We had kept careful track of this object for the first half of the
year. Then it hit atmospheric drag and we lost it. (T05) ATLAS got it
a few degrees off nominal. That was close enough for David to see the
link, but a little much for Sat_ID. So it ended up on NEOCP.
The (T05) data, plus David's (703) tracklet, enabled me to link in
A11d6Fy, a short arc on NEOCP from October 20. At the time, the arc
was too short to say anything except that A11d6Fy was junk. Now, it's
securely identified as 2023-137E = SLIM booster.
As expected earlier, the object will hit the atmosphere again and
re-enter near the end of the year :
https://www.projectpluto.com/pluto/mpecs/23137e.pdf
(2) Sar2783 = 'Multijunk'. Again, we hadn't observed the object
for some time and it had drifted quite a bit from prediction.

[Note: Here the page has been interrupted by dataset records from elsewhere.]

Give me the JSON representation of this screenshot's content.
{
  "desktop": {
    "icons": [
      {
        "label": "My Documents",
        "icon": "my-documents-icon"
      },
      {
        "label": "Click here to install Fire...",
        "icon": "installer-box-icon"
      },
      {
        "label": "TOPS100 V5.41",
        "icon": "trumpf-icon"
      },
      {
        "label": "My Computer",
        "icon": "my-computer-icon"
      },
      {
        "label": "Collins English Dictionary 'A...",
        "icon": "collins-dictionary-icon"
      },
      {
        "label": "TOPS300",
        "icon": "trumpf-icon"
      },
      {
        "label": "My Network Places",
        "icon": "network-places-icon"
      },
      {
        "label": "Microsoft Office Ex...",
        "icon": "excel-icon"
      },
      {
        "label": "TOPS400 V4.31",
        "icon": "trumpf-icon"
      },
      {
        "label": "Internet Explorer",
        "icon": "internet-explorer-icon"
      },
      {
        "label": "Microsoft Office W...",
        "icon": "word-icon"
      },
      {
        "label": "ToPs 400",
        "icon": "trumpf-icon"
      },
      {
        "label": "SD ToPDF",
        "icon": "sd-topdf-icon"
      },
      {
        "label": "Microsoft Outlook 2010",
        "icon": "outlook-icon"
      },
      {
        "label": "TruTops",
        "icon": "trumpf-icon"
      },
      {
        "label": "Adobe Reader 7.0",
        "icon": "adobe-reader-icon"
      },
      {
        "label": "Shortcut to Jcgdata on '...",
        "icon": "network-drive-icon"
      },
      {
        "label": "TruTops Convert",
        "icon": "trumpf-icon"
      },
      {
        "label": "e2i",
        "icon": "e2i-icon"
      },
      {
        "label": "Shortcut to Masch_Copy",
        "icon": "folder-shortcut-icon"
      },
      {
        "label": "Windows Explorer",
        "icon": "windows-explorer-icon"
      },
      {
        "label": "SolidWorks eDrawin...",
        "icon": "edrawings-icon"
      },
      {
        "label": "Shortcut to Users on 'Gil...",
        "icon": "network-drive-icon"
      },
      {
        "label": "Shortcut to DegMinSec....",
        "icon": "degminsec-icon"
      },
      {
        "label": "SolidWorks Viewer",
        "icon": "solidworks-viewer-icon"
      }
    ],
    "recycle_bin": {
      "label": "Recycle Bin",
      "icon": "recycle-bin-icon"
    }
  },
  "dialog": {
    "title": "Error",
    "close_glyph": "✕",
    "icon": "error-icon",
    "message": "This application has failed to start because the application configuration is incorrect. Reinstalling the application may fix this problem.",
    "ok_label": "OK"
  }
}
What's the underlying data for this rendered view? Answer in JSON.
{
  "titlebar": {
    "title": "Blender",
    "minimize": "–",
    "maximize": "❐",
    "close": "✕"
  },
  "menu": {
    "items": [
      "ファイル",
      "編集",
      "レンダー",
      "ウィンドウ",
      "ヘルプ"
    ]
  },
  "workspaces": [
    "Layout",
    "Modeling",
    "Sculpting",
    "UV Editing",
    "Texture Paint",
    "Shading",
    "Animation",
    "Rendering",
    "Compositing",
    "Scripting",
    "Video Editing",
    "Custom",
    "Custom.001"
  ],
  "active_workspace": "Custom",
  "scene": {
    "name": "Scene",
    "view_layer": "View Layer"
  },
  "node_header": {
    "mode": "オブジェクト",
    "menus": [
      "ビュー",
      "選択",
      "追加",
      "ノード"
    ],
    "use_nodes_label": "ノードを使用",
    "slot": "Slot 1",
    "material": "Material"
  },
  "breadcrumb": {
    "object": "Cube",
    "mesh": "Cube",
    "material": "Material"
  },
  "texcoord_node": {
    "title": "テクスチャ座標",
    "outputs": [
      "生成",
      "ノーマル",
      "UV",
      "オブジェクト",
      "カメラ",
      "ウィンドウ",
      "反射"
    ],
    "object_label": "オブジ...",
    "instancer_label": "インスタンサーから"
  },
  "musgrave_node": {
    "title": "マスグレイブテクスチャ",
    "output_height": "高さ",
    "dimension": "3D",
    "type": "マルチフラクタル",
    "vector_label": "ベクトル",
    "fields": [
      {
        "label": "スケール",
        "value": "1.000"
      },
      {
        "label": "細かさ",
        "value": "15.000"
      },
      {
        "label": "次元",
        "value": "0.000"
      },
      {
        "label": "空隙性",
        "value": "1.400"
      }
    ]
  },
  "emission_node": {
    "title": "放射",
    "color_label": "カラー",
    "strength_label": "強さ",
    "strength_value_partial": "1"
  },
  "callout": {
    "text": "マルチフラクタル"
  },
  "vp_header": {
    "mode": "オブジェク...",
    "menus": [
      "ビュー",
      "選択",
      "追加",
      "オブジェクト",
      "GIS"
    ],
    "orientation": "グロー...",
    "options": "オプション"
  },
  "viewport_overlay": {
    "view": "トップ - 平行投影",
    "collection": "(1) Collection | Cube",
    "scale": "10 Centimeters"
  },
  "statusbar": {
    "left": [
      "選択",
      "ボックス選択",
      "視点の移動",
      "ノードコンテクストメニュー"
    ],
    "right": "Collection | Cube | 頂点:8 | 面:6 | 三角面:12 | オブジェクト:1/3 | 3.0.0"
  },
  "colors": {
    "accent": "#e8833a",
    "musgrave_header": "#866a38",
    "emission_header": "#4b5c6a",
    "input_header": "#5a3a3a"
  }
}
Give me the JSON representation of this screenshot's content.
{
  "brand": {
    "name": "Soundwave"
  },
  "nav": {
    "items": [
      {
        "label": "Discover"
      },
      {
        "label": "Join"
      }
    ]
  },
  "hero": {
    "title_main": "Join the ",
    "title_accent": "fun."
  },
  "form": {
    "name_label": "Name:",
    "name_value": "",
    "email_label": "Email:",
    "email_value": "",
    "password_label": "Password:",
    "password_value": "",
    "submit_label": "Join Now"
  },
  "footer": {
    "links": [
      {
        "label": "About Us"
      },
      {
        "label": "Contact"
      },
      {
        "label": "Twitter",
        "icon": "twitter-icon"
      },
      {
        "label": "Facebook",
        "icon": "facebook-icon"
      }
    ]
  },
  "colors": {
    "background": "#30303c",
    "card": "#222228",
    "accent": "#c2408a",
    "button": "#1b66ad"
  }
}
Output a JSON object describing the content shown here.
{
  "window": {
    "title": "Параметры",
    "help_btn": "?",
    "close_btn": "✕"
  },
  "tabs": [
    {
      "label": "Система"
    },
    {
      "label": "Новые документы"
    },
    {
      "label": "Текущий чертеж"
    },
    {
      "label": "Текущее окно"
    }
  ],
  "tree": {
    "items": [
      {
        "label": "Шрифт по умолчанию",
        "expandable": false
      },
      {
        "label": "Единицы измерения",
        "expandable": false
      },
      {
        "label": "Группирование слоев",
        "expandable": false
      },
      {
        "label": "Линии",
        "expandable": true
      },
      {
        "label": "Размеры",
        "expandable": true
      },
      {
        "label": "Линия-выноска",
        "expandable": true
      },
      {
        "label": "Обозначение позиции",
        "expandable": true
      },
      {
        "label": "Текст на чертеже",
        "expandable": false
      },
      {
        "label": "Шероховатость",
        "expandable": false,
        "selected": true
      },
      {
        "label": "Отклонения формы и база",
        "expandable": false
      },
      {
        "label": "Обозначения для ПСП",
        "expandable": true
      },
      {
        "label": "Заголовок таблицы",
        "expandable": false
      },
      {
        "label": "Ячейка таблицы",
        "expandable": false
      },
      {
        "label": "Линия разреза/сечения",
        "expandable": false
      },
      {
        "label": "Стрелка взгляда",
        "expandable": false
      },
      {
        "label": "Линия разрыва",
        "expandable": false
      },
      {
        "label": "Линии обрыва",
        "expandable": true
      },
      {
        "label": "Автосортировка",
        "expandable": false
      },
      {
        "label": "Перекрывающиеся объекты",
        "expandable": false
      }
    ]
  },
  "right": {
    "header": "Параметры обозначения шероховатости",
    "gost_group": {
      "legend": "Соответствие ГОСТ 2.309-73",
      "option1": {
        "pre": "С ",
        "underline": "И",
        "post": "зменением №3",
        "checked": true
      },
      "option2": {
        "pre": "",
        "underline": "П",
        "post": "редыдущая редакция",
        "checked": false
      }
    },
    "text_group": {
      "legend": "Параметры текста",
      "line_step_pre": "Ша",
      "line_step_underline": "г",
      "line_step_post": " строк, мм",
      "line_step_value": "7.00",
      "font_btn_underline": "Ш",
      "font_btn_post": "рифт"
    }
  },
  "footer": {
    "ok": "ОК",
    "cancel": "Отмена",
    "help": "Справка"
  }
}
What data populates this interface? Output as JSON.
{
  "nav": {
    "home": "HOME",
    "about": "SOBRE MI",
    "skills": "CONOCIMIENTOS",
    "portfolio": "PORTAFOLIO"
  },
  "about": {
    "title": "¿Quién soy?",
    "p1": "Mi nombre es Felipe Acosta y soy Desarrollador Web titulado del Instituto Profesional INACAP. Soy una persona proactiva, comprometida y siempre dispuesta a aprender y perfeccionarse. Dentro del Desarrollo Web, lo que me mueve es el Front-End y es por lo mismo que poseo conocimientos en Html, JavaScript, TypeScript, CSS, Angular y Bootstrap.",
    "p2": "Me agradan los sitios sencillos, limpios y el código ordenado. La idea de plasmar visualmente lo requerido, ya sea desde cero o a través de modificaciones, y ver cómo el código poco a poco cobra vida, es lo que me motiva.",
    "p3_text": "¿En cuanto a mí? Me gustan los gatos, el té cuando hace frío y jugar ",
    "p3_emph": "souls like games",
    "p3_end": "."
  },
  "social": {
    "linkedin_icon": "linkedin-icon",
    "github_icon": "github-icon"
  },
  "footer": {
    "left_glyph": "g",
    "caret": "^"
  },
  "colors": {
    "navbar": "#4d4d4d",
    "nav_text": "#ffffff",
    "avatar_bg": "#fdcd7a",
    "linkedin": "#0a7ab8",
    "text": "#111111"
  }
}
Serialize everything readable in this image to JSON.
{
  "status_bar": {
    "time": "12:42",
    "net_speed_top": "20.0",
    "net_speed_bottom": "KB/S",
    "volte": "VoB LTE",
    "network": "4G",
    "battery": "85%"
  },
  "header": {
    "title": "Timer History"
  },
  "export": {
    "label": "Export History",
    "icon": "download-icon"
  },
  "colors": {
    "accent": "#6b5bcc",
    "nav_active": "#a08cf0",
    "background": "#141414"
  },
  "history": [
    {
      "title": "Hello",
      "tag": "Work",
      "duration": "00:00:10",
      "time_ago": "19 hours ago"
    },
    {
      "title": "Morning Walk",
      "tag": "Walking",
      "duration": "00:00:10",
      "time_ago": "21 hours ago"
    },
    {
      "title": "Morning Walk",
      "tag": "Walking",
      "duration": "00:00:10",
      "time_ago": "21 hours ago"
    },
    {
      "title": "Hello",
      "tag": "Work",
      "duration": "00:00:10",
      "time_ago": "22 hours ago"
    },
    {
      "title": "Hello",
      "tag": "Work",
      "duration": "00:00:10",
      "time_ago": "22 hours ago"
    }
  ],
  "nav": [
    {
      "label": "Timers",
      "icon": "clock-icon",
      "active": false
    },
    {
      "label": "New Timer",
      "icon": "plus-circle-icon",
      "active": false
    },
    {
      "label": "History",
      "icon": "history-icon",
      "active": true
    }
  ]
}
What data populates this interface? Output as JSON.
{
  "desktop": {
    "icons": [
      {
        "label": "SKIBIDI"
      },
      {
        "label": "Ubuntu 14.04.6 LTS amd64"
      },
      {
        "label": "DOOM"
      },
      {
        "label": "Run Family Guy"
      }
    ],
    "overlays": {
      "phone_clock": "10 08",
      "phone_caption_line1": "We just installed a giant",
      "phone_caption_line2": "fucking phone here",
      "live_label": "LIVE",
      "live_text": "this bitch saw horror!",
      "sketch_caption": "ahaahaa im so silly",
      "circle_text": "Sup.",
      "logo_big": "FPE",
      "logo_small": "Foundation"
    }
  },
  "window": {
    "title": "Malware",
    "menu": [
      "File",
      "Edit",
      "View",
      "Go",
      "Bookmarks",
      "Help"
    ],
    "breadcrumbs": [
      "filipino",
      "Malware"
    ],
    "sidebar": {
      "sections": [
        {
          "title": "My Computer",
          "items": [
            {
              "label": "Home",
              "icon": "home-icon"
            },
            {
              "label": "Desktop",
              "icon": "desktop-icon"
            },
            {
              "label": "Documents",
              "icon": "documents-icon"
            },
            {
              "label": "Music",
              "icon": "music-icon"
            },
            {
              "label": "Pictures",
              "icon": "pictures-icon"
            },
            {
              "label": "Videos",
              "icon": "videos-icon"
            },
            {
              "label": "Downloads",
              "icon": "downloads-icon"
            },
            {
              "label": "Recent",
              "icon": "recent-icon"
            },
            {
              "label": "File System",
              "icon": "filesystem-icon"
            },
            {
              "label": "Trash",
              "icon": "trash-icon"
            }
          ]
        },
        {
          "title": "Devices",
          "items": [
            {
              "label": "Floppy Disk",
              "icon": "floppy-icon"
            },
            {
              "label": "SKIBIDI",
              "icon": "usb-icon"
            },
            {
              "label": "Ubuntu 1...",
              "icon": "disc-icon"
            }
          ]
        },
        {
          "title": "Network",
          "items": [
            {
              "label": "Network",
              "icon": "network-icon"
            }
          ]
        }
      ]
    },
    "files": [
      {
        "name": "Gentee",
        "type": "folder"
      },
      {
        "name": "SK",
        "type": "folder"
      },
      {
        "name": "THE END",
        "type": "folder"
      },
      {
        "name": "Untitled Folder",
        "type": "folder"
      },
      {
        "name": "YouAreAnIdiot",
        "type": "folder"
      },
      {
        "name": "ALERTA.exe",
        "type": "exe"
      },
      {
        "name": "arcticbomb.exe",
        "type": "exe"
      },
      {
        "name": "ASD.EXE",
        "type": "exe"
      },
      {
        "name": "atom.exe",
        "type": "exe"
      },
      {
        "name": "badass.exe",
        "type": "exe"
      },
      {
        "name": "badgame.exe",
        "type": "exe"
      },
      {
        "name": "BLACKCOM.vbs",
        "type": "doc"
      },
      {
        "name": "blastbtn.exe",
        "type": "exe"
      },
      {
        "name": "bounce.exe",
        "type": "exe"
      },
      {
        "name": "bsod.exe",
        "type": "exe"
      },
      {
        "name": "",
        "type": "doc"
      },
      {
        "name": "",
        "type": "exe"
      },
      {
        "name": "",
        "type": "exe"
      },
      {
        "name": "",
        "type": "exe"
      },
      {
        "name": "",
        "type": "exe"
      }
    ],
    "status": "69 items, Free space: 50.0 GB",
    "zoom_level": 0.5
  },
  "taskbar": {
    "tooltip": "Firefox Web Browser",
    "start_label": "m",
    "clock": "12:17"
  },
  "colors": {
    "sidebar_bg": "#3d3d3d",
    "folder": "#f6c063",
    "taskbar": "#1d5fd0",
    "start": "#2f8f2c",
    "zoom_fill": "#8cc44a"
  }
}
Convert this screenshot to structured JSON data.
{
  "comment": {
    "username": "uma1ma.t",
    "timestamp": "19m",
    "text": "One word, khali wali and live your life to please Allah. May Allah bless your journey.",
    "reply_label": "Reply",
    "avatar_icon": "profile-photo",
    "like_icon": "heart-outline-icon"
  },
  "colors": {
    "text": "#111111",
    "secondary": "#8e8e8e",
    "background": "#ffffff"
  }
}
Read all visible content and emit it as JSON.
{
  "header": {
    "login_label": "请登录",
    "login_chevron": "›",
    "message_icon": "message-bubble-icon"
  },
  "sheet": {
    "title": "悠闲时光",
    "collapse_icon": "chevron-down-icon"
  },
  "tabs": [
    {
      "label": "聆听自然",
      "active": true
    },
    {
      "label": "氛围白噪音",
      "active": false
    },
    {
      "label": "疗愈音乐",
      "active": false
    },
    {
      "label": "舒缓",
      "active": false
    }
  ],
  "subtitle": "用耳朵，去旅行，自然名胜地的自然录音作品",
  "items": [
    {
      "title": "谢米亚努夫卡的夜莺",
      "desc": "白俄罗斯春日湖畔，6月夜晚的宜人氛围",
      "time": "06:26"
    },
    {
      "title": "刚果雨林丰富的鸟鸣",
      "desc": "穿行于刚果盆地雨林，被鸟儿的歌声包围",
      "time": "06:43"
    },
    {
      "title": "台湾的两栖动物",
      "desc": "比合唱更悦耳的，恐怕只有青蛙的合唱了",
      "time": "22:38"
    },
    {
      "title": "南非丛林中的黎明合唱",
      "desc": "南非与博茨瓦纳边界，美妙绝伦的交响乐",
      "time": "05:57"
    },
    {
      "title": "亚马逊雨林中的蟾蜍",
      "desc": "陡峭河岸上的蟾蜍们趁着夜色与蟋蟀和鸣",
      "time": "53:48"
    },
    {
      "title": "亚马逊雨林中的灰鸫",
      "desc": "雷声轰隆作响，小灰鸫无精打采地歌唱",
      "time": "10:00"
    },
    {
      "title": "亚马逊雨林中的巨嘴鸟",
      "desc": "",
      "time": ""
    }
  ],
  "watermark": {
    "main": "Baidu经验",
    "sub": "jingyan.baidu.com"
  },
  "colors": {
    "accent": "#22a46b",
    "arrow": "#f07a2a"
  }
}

(3) A11dPcF = 2022-157B. We normally just rely on Space-Track TLEs
for this object. It hit the upper atmosphere in mid-October, and it
appears Space-Track didn't notice (this has happened several times
before). This will lower its orbital period from about 1140 minutes to
about 920 minutes :
https://www.projectpluto.com/pluto/mpecs/22157b.pdf
Since we can't rely on Space-Track for it anymore, I've generated
TLEs for it.
(4) AlldXi4 is a plain, ordinary empty trash bag object. (Q06) in
Japan got a tracklet on it, which enables determining an area/mass
ratio of 34 +/- 5 m^2/kg, right in the range we expect for ETBOs :
https://www.projectpluto.com/neocp2/mpecs/A11dXi4.htm
I can't link it to any previous tracklets.